补体成分C4的个体间基因拷贝数变异(CNV)及其在基因大小(长型和短型)和蛋白质同种型(C4A和C4B)方面的相关多态性可能导致对自身免疫性疾病的易感性不同。我们通过确定性基因分型和表型分析技术,对1241名欧裔美国人进行了C4基因CNV研究,这些人包括系统性红斑狼疮(SLE)患者、他们的一级亲属以及无关的健康受试者。总C4的基因拷贝数(GCN)在2至6之间变化,C4A的基因拷贝数在0至5之间变化,C4B的基因拷贝数在0至4之间变化。

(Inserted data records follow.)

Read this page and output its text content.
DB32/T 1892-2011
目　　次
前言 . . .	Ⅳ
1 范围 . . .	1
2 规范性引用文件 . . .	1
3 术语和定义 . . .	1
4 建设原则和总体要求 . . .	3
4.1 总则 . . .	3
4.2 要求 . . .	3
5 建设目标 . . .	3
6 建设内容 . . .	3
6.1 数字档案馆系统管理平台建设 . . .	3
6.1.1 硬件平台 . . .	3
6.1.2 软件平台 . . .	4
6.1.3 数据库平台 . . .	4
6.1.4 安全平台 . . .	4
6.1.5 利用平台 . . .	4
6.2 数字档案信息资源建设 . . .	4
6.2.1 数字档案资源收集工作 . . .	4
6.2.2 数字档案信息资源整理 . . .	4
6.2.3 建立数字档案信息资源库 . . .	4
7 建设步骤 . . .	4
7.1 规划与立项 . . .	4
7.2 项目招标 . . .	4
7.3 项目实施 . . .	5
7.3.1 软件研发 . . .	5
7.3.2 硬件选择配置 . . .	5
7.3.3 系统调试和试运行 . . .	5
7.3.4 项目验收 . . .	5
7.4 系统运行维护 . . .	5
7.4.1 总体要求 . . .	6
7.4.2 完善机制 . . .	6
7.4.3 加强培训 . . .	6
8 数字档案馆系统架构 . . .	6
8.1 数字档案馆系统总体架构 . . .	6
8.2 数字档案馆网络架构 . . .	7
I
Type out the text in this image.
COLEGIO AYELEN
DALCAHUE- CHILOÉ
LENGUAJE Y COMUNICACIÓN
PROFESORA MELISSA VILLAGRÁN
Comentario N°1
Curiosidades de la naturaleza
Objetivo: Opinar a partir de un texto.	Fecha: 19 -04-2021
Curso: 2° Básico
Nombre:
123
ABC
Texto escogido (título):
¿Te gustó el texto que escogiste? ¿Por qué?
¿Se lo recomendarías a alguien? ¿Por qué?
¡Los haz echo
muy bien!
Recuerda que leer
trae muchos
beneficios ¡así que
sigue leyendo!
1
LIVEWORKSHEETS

总C4四个拷贝、C4A两个拷贝和C4B两个拷贝是最常见的GCN计数,但每种计数在研究人群中仅占一半至四分之三。长型C4基因与C4A高度相关(R = 0.695;P <.0001)。短型C4基因与C4B相关(R = 0.437;P <.0001)。与健康受试者相比,SLE患者的总C4和C4A的GCN明显向较低水平偏移。在总C4只有两个拷贝的受试者中,SLE疾病易感性风险显著增加(患者9.3%;无关对照1.5%;优势比[OR] = 6.514;P =.00002),但在C4拷贝数≥5的受试者中风险降低(患者5.79%;对照12%;OR = 0.466;P =.016)。C4A零拷贝(OR = 5.267;P =.001)和一拷贝(OR = 1.613;P =.022)都是SLE的危险因素,而C4A拷贝数≥3似乎具有保护作用(OR = 0.574;P =.012)。基于家系的关联测试表明,与TNFA的 -308A等位基因处于紧密连锁不平衡状态的、带有单个短型C4B基因的特定单倍型更有可能传递给SLE患者。这项工作证明了基因CNV及其相关多态性与人类复杂疾病易感性之间的关联。